Easier archiving could be proposed if the data provider is using a standard and acceptable data format. The archive specification may then concentrate on the file structure and metadata. If the data provider follows the specification, then the archive process can be rather straightforward, or even more, automated. In support of this proposition, we have been preparing two Cassini/RPWS higher order datasets, that have been delivered to PDS-PPI last summer. Those two datasets are using CDF as a file format, and a rather complete series of global attributes (metadata). The PDS4 labels of the data products have been generated automatically from each CDF file, using scripts developed by the PDS-PPI node team. The metadata included into those files are making them compliant with ISTP (Space Physics archive), PDS4 (Planetary Science Archive) and VESPA for easier distribution.

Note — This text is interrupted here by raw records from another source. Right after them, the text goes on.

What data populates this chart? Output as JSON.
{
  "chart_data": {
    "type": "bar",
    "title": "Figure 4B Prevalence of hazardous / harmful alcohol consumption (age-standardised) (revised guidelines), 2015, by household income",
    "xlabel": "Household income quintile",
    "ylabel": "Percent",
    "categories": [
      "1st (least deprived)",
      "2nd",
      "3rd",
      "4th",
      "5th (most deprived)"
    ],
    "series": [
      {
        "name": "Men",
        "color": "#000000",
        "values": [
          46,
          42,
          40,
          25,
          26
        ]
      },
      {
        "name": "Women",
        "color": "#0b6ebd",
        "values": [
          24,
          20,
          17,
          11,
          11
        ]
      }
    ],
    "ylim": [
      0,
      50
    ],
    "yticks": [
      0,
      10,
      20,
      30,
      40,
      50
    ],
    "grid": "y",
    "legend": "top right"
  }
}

In the case of VESPA, the metadata table used for data discovery use also generated automatically from the file global attributes.

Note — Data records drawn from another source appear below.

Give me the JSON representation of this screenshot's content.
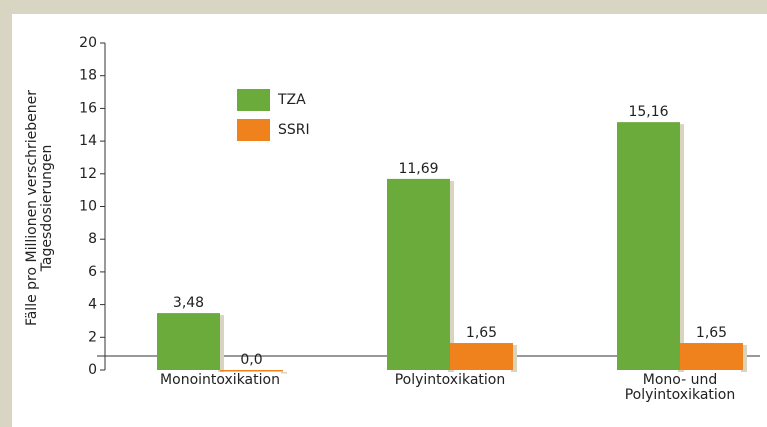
{
  "chart_data": {
    "type": "bar",
    "y_label": "Fälle pro Millionen verschriebener Tagesdosierungen",
    "categories": [
      "Monointoxikation",
      "Polyintoxikation",
      "Mono- und Polyintoxikation"
    ],
    "series": [
      {
        "name": "TZA",
        "color": "#6aab3c",
        "values": [
          3.48,
          11.69,
          15.16
        ],
        "value_labels": [
          "3,48",
          "11,69",
          "15,16"
        ]
      },
      {
        "name": "SSRI",
        "color": "#f0821e",
        "values": [
          0,
          1.65,
          1.65
        ],
        "value_labels": [
          "0,0",
          "1,65",
          "1,65"
        ]
      }
    ],
    "ylim": [
      0,
      20
    ],
    "yticks": [
      0,
      2,
      4,
      6,
      8,
      10,
      12,
      14,
      16,
      18,
      20
    ]
  }
}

The synergy between journal editors and data centers must be improved.
As an example, it is noticeable that in astronomy, the CDS (Centre de Données Astronomique de Strasbourg, France) is gathering all published data (bibliographic references, as well as data tables) for every astronomical object. This is a huge work initiated with Astronomy & Astrophysics. Now the authors submitting to A&A are encouraged and receive technical support to submit their data tables into a VO compliant format (including metadata).
It is probably more complex with planetary data (in astronomy, the RA and Dec coordinates are used to link observations), but this should be studied.
Interdisciplinary studies usually require higher-order data product, as they can be conducted by scientists from neighboring science domains (e.g., magnetospheric sciences and planetary sciences). These higher-order data product are derived from the PI teams, and their delivery to the community is a huge benefit to all. NASA/PDS should support as much as possible to sharing and archiving of these data products. The same way, NASA/PDS should also support as much as possible the participating scientists to share and archive the result of their project.
Together with higher-order data products, supporting data-products should also be considered, in particular, modeling run results. When the simulated data products is comparable to a observational data product, archiving should be rather straightforward. However, for propagation or transmission analysis, which are closer to a calibration than to an observation, archiving is probably more tricky. This should be assessed, and could end up with a "Planetary-CCMC" project. The European IMPEx project has studied the distribution of Simulation Runs, in the scope of Planetary Plasmas. The IMPEx model and infrastructure can be easily extended to any multidimensional modeling of a medium (atmospheres, interiors...). We plan to study this during the VESPA project.
The response will be submitted on the NSPIRES website, as a NOI (Notification of Intent). Baptiste Cecconi will submit for VESPA.
The submission material must be a pdf file (5 pages maximum), with a submission title. There can be several submissions from the same team, addressing various aspects/projects.